Ao mesmo tempo em que tenta reduzir a dependência de fertilizante importado no longo prazo, o Brasil tenta garantir a oferta já para a próxima safra (2022/2023). Com a escassez , a alta nos custos de produção e as restrições impostas a países como Rússia e Belarus, importantes fornecedores, a incerteza aumentou e especialistas já veem, por exemplo, a possibilidade de expansão menor da área a ser plantada com soja no país.

Roberto Rodrigues lembra que a guerra entre Rússia e Ucrânia agravou uma situação que vinha ocorrendo desde o início da pandemia de Covid-19. Diante das preocupações relacionadas ao avanço do coronavírus, a demanda por alimentos no mundo ficou ainda maior, com países importadores buscando garantir sua segurança alimentar, elevando os preços em escala global.

A situação, acrescenta Rodrigues, levou a uma intenção de plantio maior, elevando a demanda por insumos. “A demanda explodiu, mas as empresas que fabricam esses insumos não estavam flexíveis para aumentar a produção. A demanda cresceu a oferta diminuiu. E os preços subiram”, ressalta, destacando também que a pandemia levou a problemas globais de logística.

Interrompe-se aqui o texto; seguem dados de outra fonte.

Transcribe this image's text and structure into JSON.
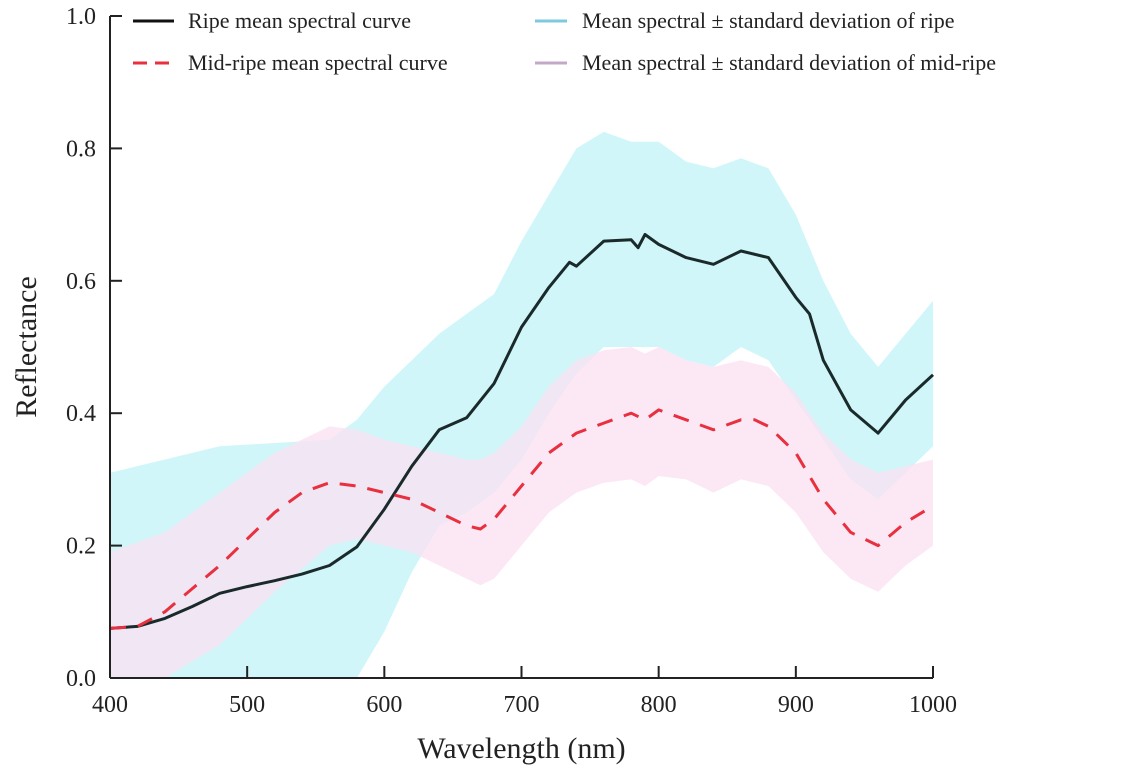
{
  "chart_data": {
    "type": "line",
    "title": "",
    "xlabel": "Wavelength (nm)",
    "ylabel": "Reflectance",
    "xlim": [
      400,
      1000
    ],
    "ylim": [
      0.0,
      1.0
    ],
    "xticks": [
      "400",
      "500",
      "600",
      "700",
      "800",
      "900",
      "1000"
    ],
    "xtick_values": [
      400,
      500,
      600,
      700,
      800,
      900,
      1000
    ],
    "yticks": [
      "0.0",
      "0.2",
      "0.4",
      "0.6",
      "0.8",
      "1.0"
    ],
    "ytick_values": [
      0.0,
      0.2,
      0.4,
      0.6,
      0.8,
      1.0
    ],
    "grid": false,
    "legend_position": "top",
    "legend": [
      {
        "label": "Ripe mean spectral curve",
        "style": "solid",
        "color": "#111111"
      },
      {
        "label": "Mid-ripe mean spectral curve",
        "style": "dashed",
        "color": "#e8303f"
      },
      {
        "label": "Mean spectral ± standard deviation of ripe",
        "style": "band",
        "color": "#7ec8e0"
      },
      {
        "label": "Mean spectral ± standard deviation of mid-ripe",
        "style": "band",
        "color": "#c4a8c8"
      }
    ],
    "series": [
      {
        "name": "Ripe mean spectral curve",
        "color": "#1a2a2a",
        "dash": false,
        "x": [
          400,
          420,
          440,
          460,
          480,
          500,
          520,
          540,
          560,
          580,
          600,
          620,
          640,
          660,
          680,
          700,
          720,
          735,
          740,
          760,
          780,
          785,
          790,
          800,
          820,
          840,
          860,
          880,
          900,
          910,
          920,
          940,
          960,
          980,
          1000
        ],
        "y": [
          0.075,
          0.078,
          0.09,
          0.108,
          0.128,
          0.138,
          0.147,
          0.157,
          0.17,
          0.198,
          0.255,
          0.32,
          0.375,
          0.393,
          0.445,
          0.53,
          0.59,
          0.628,
          0.622,
          0.66,
          0.662,
          0.65,
          0.67,
          0.655,
          0.635,
          0.625,
          0.645,
          0.635,
          0.575,
          0.55,
          0.48,
          0.405,
          0.37,
          0.42,
          0.458
        ]
      },
      {
        "name": "Mid-ripe mean spectral curve",
        "color": "#e8303f",
        "dash": true,
        "x": [
          400,
          420,
          440,
          460,
          480,
          500,
          520,
          540,
          560,
          580,
          600,
          620,
          640,
          660,
          670,
          680,
          700,
          720,
          740,
          760,
          780,
          790,
          800,
          820,
          840,
          860,
          870,
          880,
          900,
          920,
          940,
          960,
          980,
          1000
        ],
        "y": [
          0.075,
          0.078,
          0.1,
          0.135,
          0.17,
          0.21,
          0.25,
          0.28,
          0.295,
          0.29,
          0.28,
          0.27,
          0.25,
          0.23,
          0.225,
          0.24,
          0.29,
          0.34,
          0.37,
          0.385,
          0.4,
          0.39,
          0.405,
          0.39,
          0.375,
          0.39,
          0.39,
          0.38,
          0.34,
          0.27,
          0.22,
          0.2,
          0.235,
          0.26
        ]
      }
    ],
    "bands": [
      {
        "name": "Mean spectral ± standard deviation of ripe",
        "color": "#c8f4f8",
        "x": [
          400,
          440,
          480,
          520,
          560,
          580,
          600,
          620,
          640,
          660,
          680,
          700,
          720,
          740,
          760,
          780,
          800,
          820,
          840,
          860,
          880,
          900,
          920,
          940,
          960,
          980,
          1000
        ],
        "upper": [
          0.31,
          0.33,
          0.35,
          0.355,
          0.36,
          0.39,
          0.44,
          0.48,
          0.52,
          0.55,
          0.58,
          0.66,
          0.73,
          0.8,
          0.825,
          0.81,
          0.81,
          0.78,
          0.77,
          0.785,
          0.77,
          0.7,
          0.6,
          0.52,
          0.47,
          0.52,
          0.57
        ],
        "lower": [
          0.0,
          0.0,
          0.0,
          0.0,
          0.0,
          0.0,
          0.07,
          0.16,
          0.23,
          0.25,
          0.28,
          0.33,
          0.4,
          0.46,
          0.5,
          0.5,
          0.5,
          0.48,
          0.47,
          0.5,
          0.48,
          0.42,
          0.36,
          0.3,
          0.27,
          0.31,
          0.35
        ]
      },
      {
        "name": "Mean spectral ± standard deviation of mid-ripe",
        "color": "#fbe0f2",
        "x": [
          400,
          440,
          480,
          520,
          560,
          580,
          600,
          620,
          640,
          660,
          670,
          680,
          700,
          720,
          740,
          760,
          780,
          790,
          800,
          820,
          840,
          860,
          880,
          900,
          920,
          940,
          960,
          980,
          1000
        ],
        "upper": [
          0.19,
          0.22,
          0.28,
          0.34,
          0.38,
          0.375,
          0.36,
          0.35,
          0.34,
          0.33,
          0.33,
          0.34,
          0.38,
          0.44,
          0.48,
          0.495,
          0.5,
          0.49,
          0.5,
          0.48,
          0.47,
          0.48,
          0.47,
          0.43,
          0.37,
          0.33,
          0.31,
          0.32,
          0.33
        ],
        "lower": [
          0.0,
          0.0,
          0.05,
          0.13,
          0.2,
          0.21,
          0.2,
          0.19,
          0.17,
          0.15,
          0.14,
          0.15,
          0.2,
          0.25,
          0.28,
          0.295,
          0.3,
          0.29,
          0.305,
          0.3,
          0.28,
          0.3,
          0.29,
          0.25,
          0.19,
          0.15,
          0.13,
          0.17,
          0.2
        ]
      }
    ]
  }
}
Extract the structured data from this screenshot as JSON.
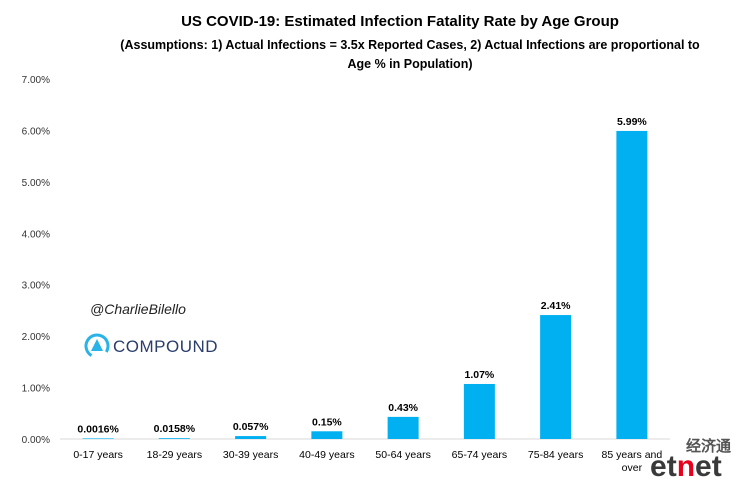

Diante da situação, o governo vem tentando reforçar relações com diversos fornecedores externos, o que tem sido chamado de Diplomacia do Fertilizante. A ex-ministra da Agricultura Tereza Cristina chegou a se reunir com representantes do Irã e de outros países árabes. Ela viajou também para o Canadá, onde se encontrou com representantes de empresas e do governo local.

A situação do mercado de fertilizantes deve ser um dos principais temas da agenda do novo ministro da Agricultura, Marcos Montes, empossado no cargo no dia 31 de março. Em maio, o ministro tem viagens previstas para Marrocos, Egito e Jordânia, informou o Ministério.

Na semana passada, Montes se reuniu com representantes do governo do Irã para discutir um aumento na cota de importação de ureia. A intenção, de acordo com o divulgado pela pasta, é ampliar o volume de um milhão para 3 milhões de toneladas.

Na avaliação de Roberto Rodrigues, a ação diplomática do Brasil pode dar resultados e mitigar os problemas com a redução da oferta e o encarecimento do adubo no mercado internacional. Ele pondera, no entanto, que, de um modo geral, a agricultura brasileira não deve ter um prejuízo muito grande se passar uma safra sem adubar ou adubando menos a terra.

O ex-ministro explica que, nas últimas décadas, o produtor rural brasileiro veio aprendendo a importância de utilizar a alta tecnologia na lavoura. Atualmente, diz ele, a agricultura está bastante tecnificada e a terra, “bem tratada”. Desta forma, uma eventual queda de produção não deverá ser tão grave a ponto de provocar um “desastre” no campo.

“Se formos obrigados a usar menos adubo, vai haver uma redução da produção, mas não é grave. Pode reduzir a renda, mas vai reduzir o custo também. E a agricultura está capitalizada, de modo que não haverá um desastre no campo”, avalia.